Seit Wochen gärt es in der Deutschen Welle. In der Berichterstattung aus und über China tut sich ein tiefer Riss zwischen Redaktion und Hausspitze auf. Seit einigen Wochen gibt es sogar eine offizielle Kooperation der DW mit dem staatlichen Sender CCTV und China Radio International. In einer Pressekonferenz mit Intendant Wang Gengian kündigte der Intendant der Deutschen Welle, Peter Limbourg an, die DW werde künftig mehr über chinesische Wirtschafts-, Kultur und Geschichtsthemen berichten und dabei „die Richtlinien der chinesischen Seite beachten“, gleichzeitig aber auch eine objektive und unparteiische Berichterstattung gewährleisten.
Die Arbeitsgemeinschaft der Redakteursausschüsse im öffentlich-rechtlichen Rundfunk (AGRA) hält das für einen journalistischen Tiefpunkt. Inakzeptabel ist, dass der deutsche Auslandssender sich in seiner Berichterstattung den „Richtlinien“ eines zwar eminent wichtigen Landes unterwirft, das in Sachen Presse- und Meinungsfreiheit allerdings das genaue Gegenteil von beispielhaft ist; zumal der Onlinedienst der DW in China ohnehin blockiert wird.
Vor einigen Monaten wollte die AGRA eine Umfrage unter allen öffentlich-rechtlichen Programm-Mitarbeiterinnen und -Mitarbeitern starten, in der gefragt werden sollte, welcher externen aber auch internen Einflussnahmen auf ihre Berichterstattung sie sich ausgesetzt fühlen. Aus verschiedenen Gründen hatte sich die AGRA dabei die Unterstützung der Intendantinnen und Intendanten erhofft. Die aber lehnten das ab. Limbourg schrieb unter anderem: „Als Intendant der Deutschen Welle kann ich Ihnen versichern, dass es zu unserem Selbstverständnis als öffentlich-rechtlicher Sender gehört, die Berichterstattung der DW von jeglicher politischer oder sonstigen Beeinflussung freizuhalten.“ Dies sei „Teil unserer Vorstellung von Qualitätsjournalismus“.

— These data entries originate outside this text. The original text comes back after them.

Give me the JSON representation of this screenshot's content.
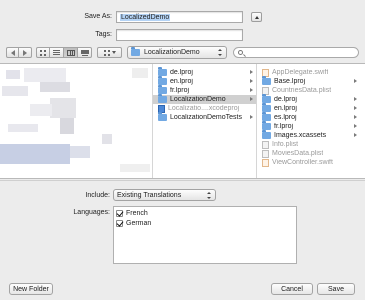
{
  "save": {
    "save_as_label": "Save As:",
    "save_as_value": "LocalizedDemo",
    "tags_label": "Tags:",
    "tags_value": ""
  },
  "toolbar": {
    "location": "LocalizationDemo"
  },
  "browser": {
    "column2": [
      {
        "name": "de.lproj",
        "type": "folder",
        "chevron": true
      },
      {
        "name": "en.lproj",
        "type": "folder",
        "chevron": true
      },
      {
        "name": "fr.lproj",
        "type": "folder",
        "chevron": true
      },
      {
        "name": "LocalizationDemo",
        "type": "folder",
        "chevron": true,
        "selected": true
      },
      {
        "name": "Localizatio....xcodeproj",
        "type": "proj",
        "chevron": false,
        "disabled": true
      },
      {
        "name": "LocalizationDemoTests",
        "type": "folder",
        "chevron": true
      }
    ],
    "column3": [
      {
        "name": "AppDelegate.swift",
        "type": "swift",
        "chevron": false,
        "disabled": true
      },
      {
        "name": "Base.lproj",
        "type": "folder",
        "chevron": true
      },
      {
        "name": "CountriesData.plist",
        "type": "plist",
        "chevron": false,
        "disabled": true
      },
      {
        "name": "de.lproj",
        "type": "folder",
        "chevron": true
      },
      {
        "name": "en.lproj",
        "type": "folder",
        "chevron": true
      },
      {
        "name": "es.lproj",
        "type": "folder",
        "chevron": true
      },
      {
        "name": "fr.lproj",
        "type": "folder",
        "chevron": true
      },
      {
        "name": "Images.xcassets",
        "type": "folder",
        "chevron": true
      },
      {
        "name": "Info.plist",
        "type": "plist",
        "chevron": false,
        "disabled": true
      },
      {
        "name": "MoviesData.plist",
        "type": "plist",
        "chevron": false,
        "disabled": true
      },
      {
        "name": "ViewController.swift",
        "type": "swift",
        "chevron": false,
        "disabled": true
      }
    ]
  },
  "options": {
    "include_label": "Include:",
    "include_value": "Existing Translations",
    "languages_label": "Languages:",
    "languages": [
      {
        "name": "French",
        "checked": true
      },
      {
        "name": "German",
        "checked": true
      }
    ]
  },
  "buttons": {
    "new_folder": "New Folder",
    "cancel": "Cancel",
    "save": "Save"
  },
  "colors": {
    "selection": "#d0d0d0",
    "folder": "#72a9e3",
    "text_selection": "#b4d3f5"
  }
}
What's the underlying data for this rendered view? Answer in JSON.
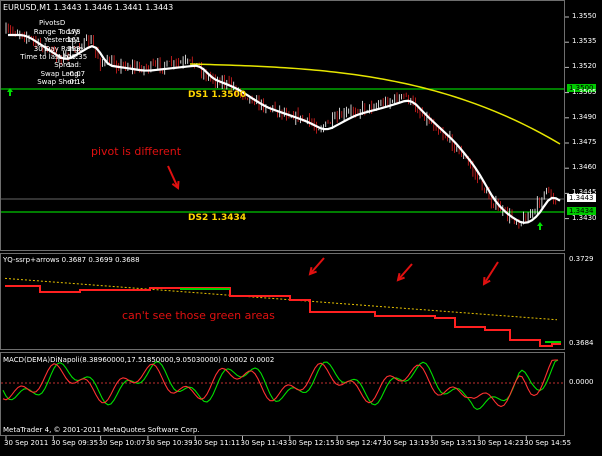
{
  "window": {
    "symbol_title": "EURUSD,M1  1.3443 1.3446 1.3441 1.3443",
    "footer": "MetaTrader 4, © 2001-2011 MetaQuotes Software Corp."
  },
  "pivots": {
    "title": "PivotsD",
    "rows": [
      {
        "label": "Range  Today:",
        "value": "178"
      },
      {
        "label": "Yesterday:",
        "value": "161"
      },
      {
        "label": "30 Day Range:",
        "value": "153"
      },
      {
        "label": "Time to last bar:",
        "value": "00:35"
      },
      {
        "label": "Spread:",
        "value": "1"
      },
      {
        "label": "Swap  Long:",
        "value": "-0.07"
      },
      {
        "label": "Swap  Short:",
        "value": "-0.14"
      }
    ]
  },
  "levels": {
    "ds1": "DS1  1.3500",
    "ds2": "DS2  1.3434",
    "tag_3500": "1.3500",
    "tag_3443": "1.3443",
    "tag_3434": "1.3434"
  },
  "price_axis": [
    "1.3550",
    "1.3535",
    "1.3520",
    "1.3505",
    "1.3490",
    "1.3475",
    "1.3460",
    "1.3445",
    "1.3430"
  ],
  "annotations": {
    "pivot_note": "pivot is different",
    "green_note": "can't see those green areas"
  },
  "indicator1": {
    "title": "YQ-ssrp+arrows 0.3687 0.3699 0.3688",
    "axis": [
      "0.3729",
      "0.3684"
    ]
  },
  "indicator2": {
    "title": "MACD(DEMA)DiNapoli(8.38960000,17.51850000,9.05030000) 0.0002 0.0002",
    "axis": [
      "0.0000"
    ]
  },
  "time_axis": [
    "30 Sep 2011",
    "30 Sep 09:35",
    "30 Sep 10:07",
    "30 Sep 10:39",
    "30 Sep 11:11",
    "30 Sep 11:43",
    "30 Sep 12:15",
    "30 Sep 12:47",
    "30 Sep 13:19",
    "30 Sep 13:51",
    "30 Sep 14:23",
    "30 Sep 14:55"
  ],
  "colors": {
    "grid": "#6e6e6e",
    "level_line": "#00c800",
    "label_yellow": "#ffd700",
    "annotation_red": "#e01010",
    "candle_red": "#e02020",
    "wma_white": "#ffffff",
    "ma_yellow": "#e6e600"
  }
}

Die aktuellen Entwicklungen bei der DW lassen nicht erkennen, dass diese Sichtweise tatsächlich Richtschnur des Handelns ist; wohl aber, dass der Schutz der Unabhängigkeit nicht allein in das Belieben eines Intendanten gestellt werden kann. Selten genug kommt so etwas an die Öffentlichkeit. Darum ist es umso wichtiger, dass möglichst viele Redakteurinnen und Redakteure anonym aus ihrem Berufsalltag über große und kleine Beeinflussungsversuche berichten können. Diesen Anspruch, den die Öffentlichkeit an den Rundfunk hat, sollten die Geschäftsleitungen einlösen. Die Chance dazu hat ihnen die AGRA angeboten.